A Pandemia e o Trabalho Missionário

Nestes dias de imensa incerteza, muito tem se falado e discutido sobre o futuro da obra missionária. Definitivamente, penso que é um assunto extremamente relevante e essencial, mas se ele estiver focado na ação missionária e não na Missão de Deus (Missio Dei) propriamente dita. A missão de Deus, apesar de muita gente querer insistir, não vai mudar. Certamente, a obra missionária como fazemos hoje, essa sim já mudou e vai continuar mudando. Não vejo mal nisso. Mudanças, para melhor, sempre são bem-vindas. 

No meio de toda esta pandemia, uma coisa é certa: ganhamos tempo para pensar, refletir, analisar a situação em que estávamos, estamos e estaremos.

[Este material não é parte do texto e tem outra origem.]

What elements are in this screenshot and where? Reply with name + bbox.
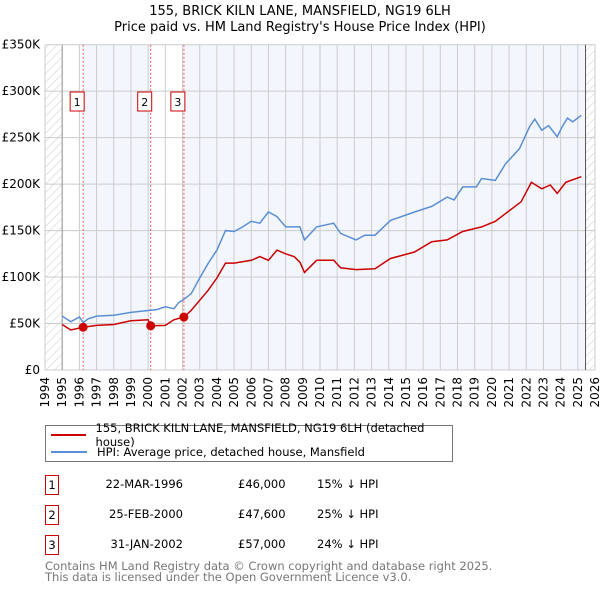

Ao longo dos anos, entendo que o movimento missionário brasileiro se tornou muito pragmático, o que não é necessariamente ruim. Mas, o pragmatismo pode provocar, em alguns casos, uma atitude de se desconsiderar a ação de Deus, baseando a nossa ação unicamente em nossos planos e metodologias. Por este ponto de vista, a pandemia nos forçou a parar e a perceber que os nossos planos, projetos e métodos não eram tão infalíveis. Muitos deles foram afetados em cheio com a chegada da pandemia e com a paralisação de muitas atividades que vínhamos desenvolvendo.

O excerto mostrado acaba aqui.